Counterparty and NXT are few examples of decentralized stock exchanges.

Digital Signatures

Blocksign is a system for digitally signing a document, encoding it within the blockchain .  Just like in a bitcoin, public key can confirm the ownership of a private key, a blocksign-converted document creates a public hash that can be proven to have originated from a specific document uploaded by a specific person at a specific time. This proof is impossible to erase or alter just like digital signatures in traditional world.

Domain name registration

Namecoin works like cryptocurrency  with same proof-of-work algorithm and is limited to 21 million coins.  If you are surprised with 21 Million number, it is  included in set of rules (smart contracts) drafted during initiation of currency.  It also means that you can not issue higher than this number without community approval.

Namecoin’s flagship use-case is the censorship resistant top-level domain name ending .bit. You can also use namecoins for – identity systems, messaging systems, personal namespaces, timestamps systems, issuance of shares/stock.


Public-voting System

They provide a useful way to prove that a particular vote was cast by someone with a specific private key, and thereby guarantee the integrity of the votes once they were cast.

BitCongress is using the Ethereum platform to build a scrypt-based altcoin called votecoin, that will use its network to hash and verify votes. It will use an application, Axiomity, both to organise and decide the parameters for votes, and to handle the voting process.  If you are wondering about real-world use, Danish political parties already start using blockchain for voting mechanisms.

Identity Management Systems


Bitcoin enthusiast Christopher Ellis has developed the world’s first crypto-passport built on the blockchain technology. Ellis has created software that enables anyone create a passport based on PGP encryption and the bitcoin blockchain that makes faking it next to impossible.

The goal of this project is to learn and layout a simple process for anyone in the world to create their own Private Passport Service that can be used to validate and prove the existence of other persons using nothing but available tools.

So, you can grant another World Citizenship by virtue of their being witnessed in space and in time.

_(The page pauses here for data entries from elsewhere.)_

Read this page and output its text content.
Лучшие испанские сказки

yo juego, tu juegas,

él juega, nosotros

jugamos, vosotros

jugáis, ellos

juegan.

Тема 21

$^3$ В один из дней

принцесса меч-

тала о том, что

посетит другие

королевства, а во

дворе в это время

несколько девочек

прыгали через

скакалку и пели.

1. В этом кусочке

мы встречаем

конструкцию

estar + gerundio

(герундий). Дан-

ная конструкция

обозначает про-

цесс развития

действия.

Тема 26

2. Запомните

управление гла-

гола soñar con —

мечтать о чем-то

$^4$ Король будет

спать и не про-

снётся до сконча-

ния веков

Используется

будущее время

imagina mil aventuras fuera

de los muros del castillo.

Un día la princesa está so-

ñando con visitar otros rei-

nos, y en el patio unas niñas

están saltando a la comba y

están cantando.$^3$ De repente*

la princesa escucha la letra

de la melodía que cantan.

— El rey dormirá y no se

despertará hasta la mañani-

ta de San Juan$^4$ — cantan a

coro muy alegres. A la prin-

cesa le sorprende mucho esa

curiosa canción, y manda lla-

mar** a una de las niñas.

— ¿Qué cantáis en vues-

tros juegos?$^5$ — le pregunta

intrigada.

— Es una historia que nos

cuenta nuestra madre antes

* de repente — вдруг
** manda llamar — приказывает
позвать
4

It can be documented with photography and video, that content can be signed with PGP signatures, hashed and time stamped. It can then be joined with Social Network Validation services like before being plugged in to more dynamic reputation systems.

Proof of Existence 

It is a service to anonymously and securely store an online distributed proof of existence for any document. Documents are NOT stored in their database or in the bitcoin blockchain, so data are not being accessed by others. It allows people to publicly prove that certain information exist without revealing the data or identities.

The key advantages are anonymity, privacy, and getting a decentralized proof which can’t be erased or modified by anyone (third parties or governments). Document’s existence is permanently validated by the blockchain even if the site is compromised or down, so there is no need to depend or need to trust any central authority.

It can be used for establishing copyrighted data or patents.

Internet of things

Paul Brody, the head of mobile and internet with IBM, is proposing a system called Adept, which will use three distinct technologies to solve what he sees as both technical and economic issues for the internet of things. The Adept platform is not an official IBM product, but was created by researchers at IBM’s Institute for Business Value (IBV).

When it comes to the internet of things, Brody envisions it as a way for devices to understand what other devices do and the instructions and permissions different users have around these devices. In practice this can mean tracking relationships between devices, between a user and a device and even between two devices with the consent of a user.